Sheyla cessa de fixer l'horizon le regard dans le vite, interrompant ces pensées, et saisit le petit communicateur holographique qu'elle avait dans l'une de ses poches intérieures. Elle parla alors au petit appareil.

Message crypté en code 5, pour les copains à la maison.

L'appareil émit un petit bip. Quelques secondes plus tard, l'image du maître Kirar Mincho apparut, sous la forme d'un hologramme bleuté.
-Oui, Sheyla ?

Bonjour, maître Mincho, dit Sheyla devant l'hologramme en s'inclinant légèrement.

Kirar Mincho était un homme de forte stature, la cinquantaine bien sonnée, les sourcils toujours froncés comme s'il ressentait en permanence une perturbation dans la Force.

Quelles nouvelles ? Tes vacances se passent bien ?

À vrai dire, soupira-t-elle, pas vraiment comme je les avais espérées.

Il fronça les sourcils encore plus, à tel point que Sheyla crut qu'ils allaient se rejoindre.

Que se passe-t-il ?

Sheyla lui raconta l'histoire des Mallek. À la fin de son récit, le maître Jedi hocha lentement la tête. Elle le vit se tourner à gauche et à droite, visiblement pour obtenir l'avis des autres membres du Conseil qui recevaient également le message. Il inspira profondément.

Bien.

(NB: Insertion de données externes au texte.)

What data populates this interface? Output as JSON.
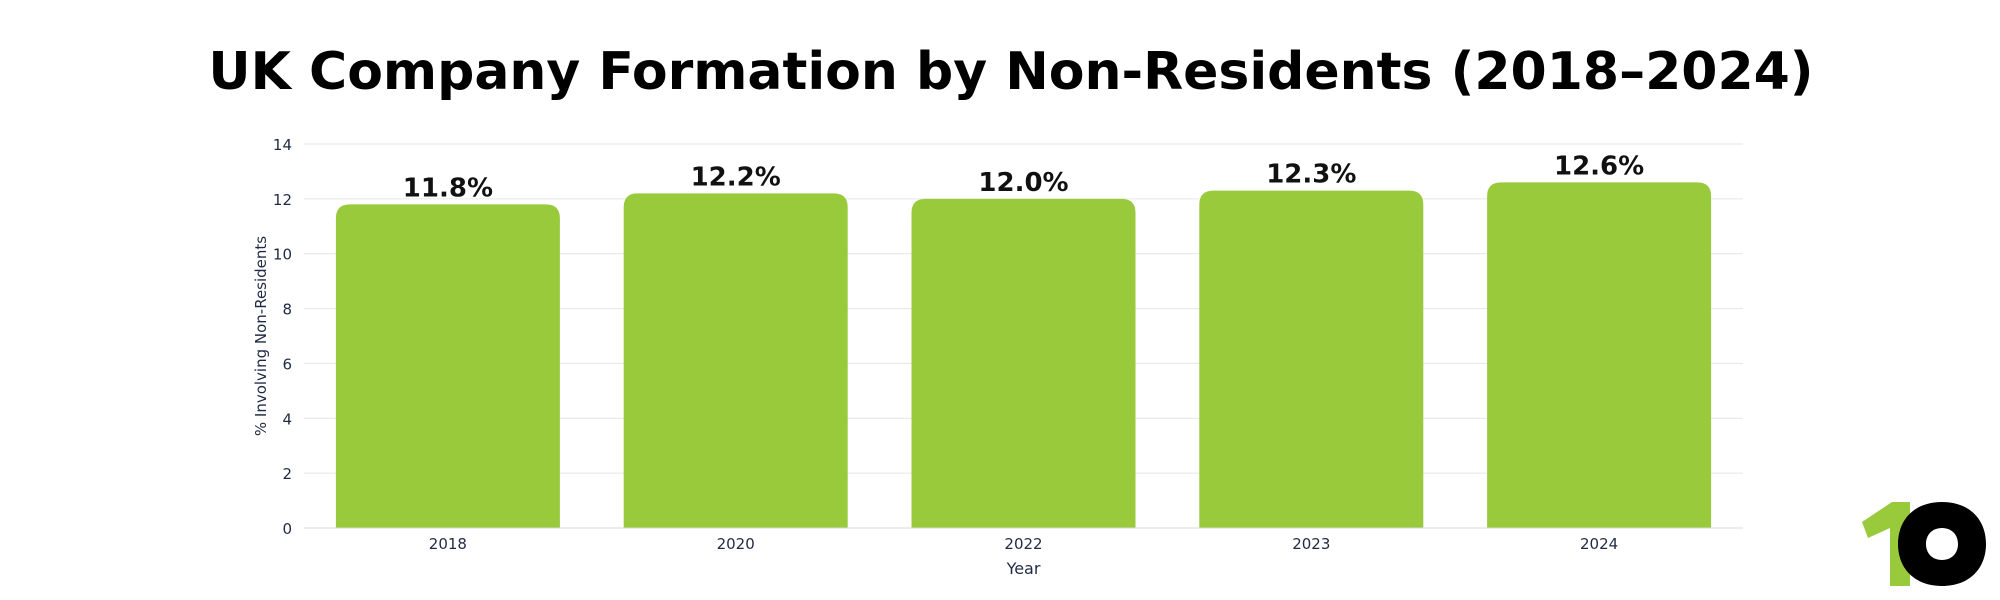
{
  "chart_data": {
    "type": "bar",
    "title": "UK Company Formation by Non-Residents (2018–2024)",
    "xlabel": "Year",
    "ylabel": "% Involving Non-Residents",
    "categories": [
      "2018",
      "2020",
      "2022",
      "2023",
      "2024"
    ],
    "values": [
      11.8,
      12.2,
      12.0,
      12.3,
      12.6
    ],
    "data_labels": [
      "11.8%",
      "12.2%",
      "12.0%",
      "12.3%",
      "12.6%"
    ],
    "y_ticks": [
      0,
      2,
      4,
      6,
      8,
      10,
      12,
      14
    ],
    "ylim": [
      0,
      14
    ],
    "grid": true,
    "legend": "none",
    "colors": {
      "bar": "#99ca3c",
      "grid": "#e6e6e6",
      "axis_text": "#1f2a44",
      "label_text": "#111111"
    }
  },
  "logo": {
    "text": "10",
    "colors": {
      "one": "#99ca3c",
      "zero": "#000000"
    }
  }
}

Tu as raison, il vaut mieux commencer par visiter cette auberge et trouver ce John Rosamund. Si tu le trouves, amène-le nous, d'accord ?

Mais j'ai promis de rester à proximité de ces gens… Si je vais à Coruscant, il pourrait leur arriver n'importe quoi pendant mon absence.

Dans ce cas tu les emmènera s'ils n'y voient pas d'objection.

Sheyla acquiesça.

Contacte-nous dès qu'il y a du nouveau, Sheyla. Et que la Force soit avec toi.

Merci, maître.

Elle les salua et désactiva le petit dispositif.

Bien, le tout était de se changer avant d'aller sur la « lune d'argent » de Naboo. Car la petite colonie installée sur Naboo II n'avait rien d'un port de plaisance. Sheyla n'y était jamais allée mais savait par ouïe dire que la petite lune avait une très mauvaise réputation et qu'y venir vêtue d'une tunique Jedi n'allait certainement pas la faire passer inaperçu. Sheyla savait que cet endroit n'était habité que par des gangsters, des chasseurs de primes et des contrebandiers. Elle se mit à plaindre John Rosamund qui avait l'air d'un homme respectable et sa famille…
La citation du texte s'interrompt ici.